Rifleman John Connor was born in Castledawson, Londonderry, Ireland, in 1848 to Mary and Thomas Connor.
In June 1866 he was a volunteer in Number 1 Company, The Queen’s Own Rifles called up to active service to fight the Fenian invaders at Fort Erie.
Surviving the battle, he died less than a year later, on 17 February 1867, of illness attributable to his time of service. Many of the volunteers took to drinking water from ditches and streams due to a lack of supplies which quite likely resulted in a number of deaths after the battle.
He was buried by his mother and members of his Company in the Necropolis Cemetery Toronto Plot H-229a.

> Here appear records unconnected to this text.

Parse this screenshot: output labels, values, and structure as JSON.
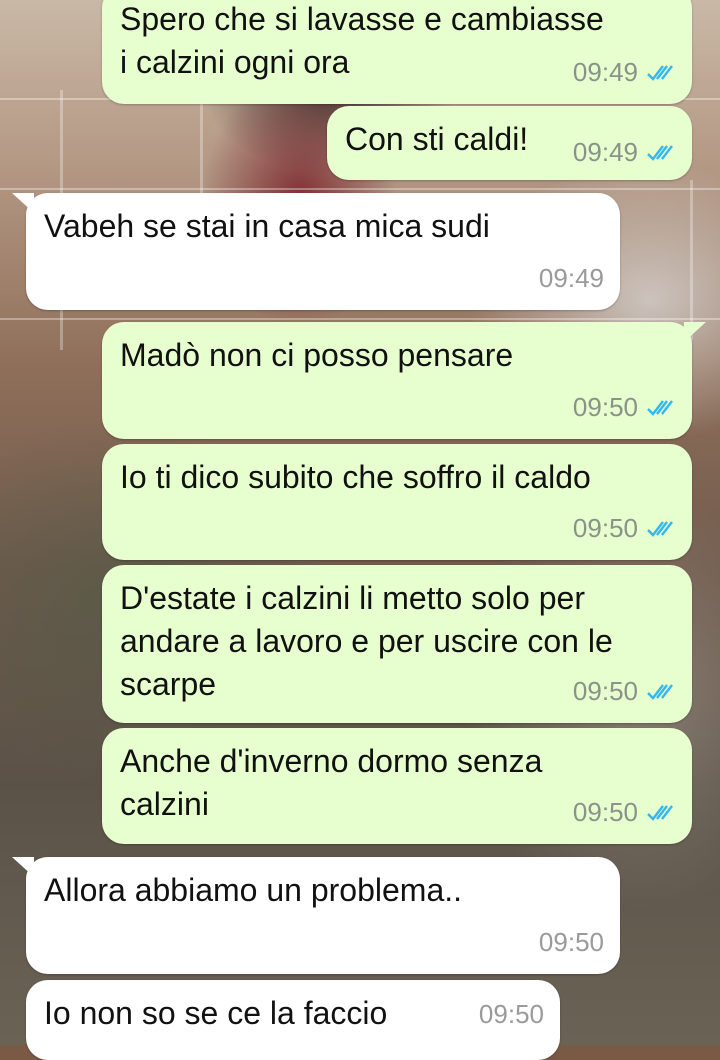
{
  "colors": {
    "outgoing_bubble": "#e7fece",
    "incoming_bubble": "#ffffff",
    "read_ticks": "#34b7f1"
  },
  "messages": [
    {
      "id": "m1",
      "direction": "outgoing",
      "text": "Spero che si lavasse e cambiasse\ni calzini ogni ora",
      "time": "09:49",
      "status": "read-ticks-icon"
    },
    {
      "id": "m2",
      "direction": "outgoing",
      "text": "Con sti caldi!",
      "time": "09:49",
      "status": "read-ticks-icon"
    },
    {
      "id": "m3",
      "direction": "incoming",
      "text": "Vabeh se stai in casa mica sudi",
      "time": "09:49"
    },
    {
      "id": "m4",
      "direction": "outgoing",
      "text": "Madò non ci posso pensare",
      "time": "09:50",
      "status": "read-ticks-icon"
    },
    {
      "id": "m5",
      "direction": "outgoing",
      "text": "Io ti dico subito che soffro il caldo",
      "time": "09:50",
      "status": "read-ticks-icon"
    },
    {
      "id": "m6",
      "direction": "outgoing",
      "text": "D'estate i calzini li metto solo per\nandare a lavoro e per uscire con le\nscarpe",
      "time": "09:50",
      "status": "read-ticks-icon"
    },
    {
      "id": "m7",
      "direction": "outgoing",
      "text": "Anche d'inverno dormo senza\ncalzini",
      "time": "09:50",
      "status": "read-ticks-icon"
    },
    {
      "id": "m8",
      "direction": "incoming",
      "text": "Allora abbiamo un problema..",
      "time": "09:50"
    },
    {
      "id": "m9",
      "direction": "incoming",
      "text": "Io non so se ce la faccio",
      "time": "09:50"
    }
  ]
}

His grave marker is only partially readable and also included some other family members (text courtesy of Necropolis Cemetery) :
Gone but not forgotten
Erected by Mary CONNOR
In memory of her beloved son
Native of Castledawson,
Died Feb. 17, 1867
[from] disease contracted at [Ridgeway]
June 2, 1866
[In] the 19th year of his life
Not only has our house been […..]
[……] death has called him […..]
[…….] truth with fond embrace
[……..] whom we loved so dear
Faithful friend a son most dear
A [tender] brother lieth here
Great is the loss that we sustain
But hope in Heaven to meet again
Native of Castledawson
Co. Londonderry Ireland
[died] [Jan or Jun] 10, 
[several lines illegible]
The beloved wife of
Died [Nov.] 24 1879
As of 2022, thanks to efforts by the regiment, a new grave marker was installed for Rifleman John Connor.